Re: [Phys-l] problems requiring LOTS of digits ... or Taylor expansions

[John Denker <jsd@av8n.com>]

On 03/29/2012 04:29 PM, Quist, Oren wrote:

> "Expand" the square root (from the quadratic formula).  This shows
> precisely what is happening.  The "big" terms cancel out - exactly -
> leaving the answer in the (quickly converging) series.  Sig figs
> takes on a whole new meaning in this problem after the expanding
> algebra is complete.

Here's another example in that category:  Use special relativity to 
find the classical kinetic energy, via the correspondence principle.
Write the total energy as E = mc^2 cosh(ρ) where ρ = rapidity = v/c.
Define the kinetic energy as E(ρ) - E(0).  Let m = 1 kg, accurate to 
0.01 %.  Let v = 10,000 m/s, accurate to 0.01%.  Calculate E(ρ) and 
round off to some number of digits.  Calculate E(0) and round off to 
some number of digits.  Then subtract to find the KE.  How many digits
do you need?  Do it again at a slower speed:  v = 1 m/s.  Now you
need even more digits if you want to get the right answer ... vastly 
more than would be allowed by the sig figs rules, and indeed more 
than are provided by IEEE double precision floating point.

Better plan:  Expand cosh(ρ) - cosh(0) to lowest order analytically 
to get an expression for the KE.  Re-express the KE in terms of the 
spatial part of the momentum i.e. px, where px c = mc^2 sinh(ρ).
Then plug in to this expression, with no worries about excessive
roundoff error.

Let's be clear about the physics:
 -- The zeroth-order term in the expansion is the rest energy, m c^2.  
 -- The first-order term is the spatial part of the momentum, px c.  
 -- The second-order term is the kinetic energy, 0.5 px^2/m.  

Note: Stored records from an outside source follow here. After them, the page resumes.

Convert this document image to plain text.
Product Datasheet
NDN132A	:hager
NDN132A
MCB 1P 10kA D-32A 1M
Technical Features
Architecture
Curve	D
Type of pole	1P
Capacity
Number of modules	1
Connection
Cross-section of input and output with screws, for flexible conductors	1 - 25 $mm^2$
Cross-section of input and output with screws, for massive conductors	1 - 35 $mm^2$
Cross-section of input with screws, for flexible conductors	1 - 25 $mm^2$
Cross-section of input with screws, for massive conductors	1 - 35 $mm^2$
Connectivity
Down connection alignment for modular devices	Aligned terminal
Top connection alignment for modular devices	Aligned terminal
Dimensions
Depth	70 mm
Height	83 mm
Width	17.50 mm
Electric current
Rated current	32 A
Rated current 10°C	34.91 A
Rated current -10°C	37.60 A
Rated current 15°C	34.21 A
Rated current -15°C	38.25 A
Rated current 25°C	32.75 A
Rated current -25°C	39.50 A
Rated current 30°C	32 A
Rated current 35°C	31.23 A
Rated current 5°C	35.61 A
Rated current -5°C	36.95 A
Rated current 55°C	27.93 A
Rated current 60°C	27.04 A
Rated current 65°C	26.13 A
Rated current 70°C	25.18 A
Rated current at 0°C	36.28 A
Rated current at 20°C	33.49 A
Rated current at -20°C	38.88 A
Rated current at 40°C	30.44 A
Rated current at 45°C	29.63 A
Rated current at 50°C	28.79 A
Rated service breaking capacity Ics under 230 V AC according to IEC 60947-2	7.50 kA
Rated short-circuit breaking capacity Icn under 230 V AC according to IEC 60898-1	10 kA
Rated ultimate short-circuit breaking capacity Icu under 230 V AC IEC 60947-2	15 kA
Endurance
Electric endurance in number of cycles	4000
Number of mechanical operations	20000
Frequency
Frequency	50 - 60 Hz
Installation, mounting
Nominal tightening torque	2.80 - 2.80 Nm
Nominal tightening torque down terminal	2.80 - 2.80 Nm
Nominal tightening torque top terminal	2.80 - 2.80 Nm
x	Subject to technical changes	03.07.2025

This result never ceases to amaze me.  It is a lesson in the grandeur 
and unity of physics:  Lowest-order expansions allow us to unite the 
trigonometry and geometry of spacetime with familiar bits of classical 
kinematics.

Unless you completely ruin it by using sig figs.


> Do students learn how to expand a function any more?  

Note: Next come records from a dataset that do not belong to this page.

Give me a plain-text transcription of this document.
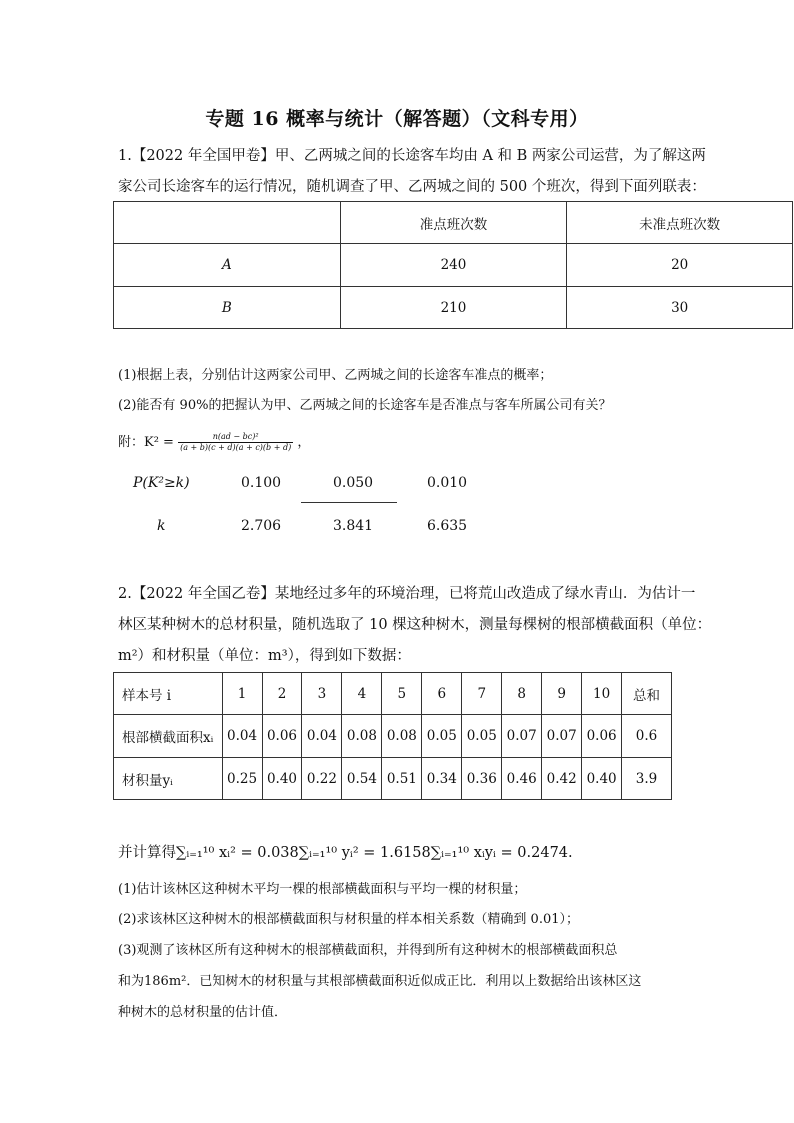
专题 16 概率与统计（解答题）（文科专用）
1.【2022 年全国甲卷】甲、乙两城之间的长途客车均由 A 和 B 两家公司运营，为了解这两
家公司长途客车的运行情况，随机调查了甲、乙两城之间的 500 个班次，得到下面列联表：
	准点班次数	未准点班次数
A	240	20
B	210	30
(1)根据上表，分别估计这两家公司甲、乙两城之间的长途客车准点的概率；
(2)能否有 90%的把握认为甲、乙两城之间的长途客车是否准点与客车所属公司有关？
附：$K^2 = \frac{\text{n(ad − bc)²}}{(a + b)(c + d)(a + c)(b + d)}$ ，
P(K²≥k)	0.100	0.050	0.010
k	2.706	3.841	6.635
2.【2022 年全国乙卷】某地经过多年的环境治理，已将荒山改造成了绿水青山．为估计一
林区某种树木的总材积量，随机选取了 10 棵这种树木，测量每棵树的根部横截面积（单位：
m²）和材积量（单位：m³），得到如下数据：
样本号 i	1	2	3	4	5	6	7	8	9	10	总和
根部横截面积xᵢ	0.04	0.06	0.04	0.08	0.08	0.05	0.05	0.07	0.07	0.06	0.6
材积量yᵢ	0.25	0.40	0.22	0.54	0.51	0.34	0.36	0.46	0.42	0.40	3.9
并计算得∑ᵢ₌₁¹⁰ xᵢ² = 0.038∑ᵢ₌₁¹⁰ yᵢ² = 1.6158∑ᵢ₌₁¹⁰ xᵢyᵢ = 0.2474.
(1)估计该林区这种树木平均一棵的根部横截面积与平均一棵的材积量；
(2)求该林区这种树木的根部横截面积与材积量的样本相关系数（精确到 0.01）；
(3)观测了该林区所有这种树木的根部横截面积，并得到所有这种树木的根部横截面积总
和为186m²．已知树木的材积量与其根部横截面积近似成正比．利用以上数据给出该林区这
种树木的总材积量的估计值．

Some of them do.  The rest certainly should.

The most-common first-order expansions can be taught without calculus.
Students can "discover" the idea as an empirical fact, whether or not
they have a systematic explanation of where it comes from.
  Ask: What's the square of 1.1?  Of 1.01?  Of 1.001?
  Conclude: (1+eps)^2 is well approximated by 1 + 2 eps.
  Conversely, the square root is well approximated by 1 + 1/2 eps
  Extend to any power, including negative powers.
  Also do sin, cos, sinh, cosh, exp(eps) and ln(1+eps).

> Will a computer do this for them??

Maxima can do it.
   http://www.ma.utexas.edu/maxima/maxima_29.html#IDX717



> One of my favorite problems, before I retired, was the "drop a stone
> down a well and listen for the splash."  Calculate the well depth
> from the time delay.   Following the normal sig figs rule eliminates
> the answer.  Students did not know what to do next!

This problem has one slight wrinkle that needs to be clarified.
As I understand it, the game is to be played under the following 
rules:
  a) The speed of sound is to be taken into account.
  b) Air resistance is to be neglected.

These rules can be justified on artificial pedagogical grounds:
The speed of sound makes the problem complicated enough to be
interesting, whereas air resistance would make it too complicated.

These rules would be hard to justify in terms of real physics. 
 -- For a shallow well, the air resistance correction is not worth 
  worrying about, but the speed of sound correction is not worth
  worrying about either ... unless you look very closely ... but
  then again, the problem only asked for an estimate.
 -- For a deeper well, at the point where the speed of sound 
  correction gets to be big (more than a few percent), the air 
  resistance correction is already /bigger/ ... assuming a
  reasonable-sized stone.

It's OK to play the game under artificial rules, but let's not
pretend this is really a real-world problem.  If we are not 
playing by real-world rules, I strongly recommend *telling* 
students what rules are being imposed.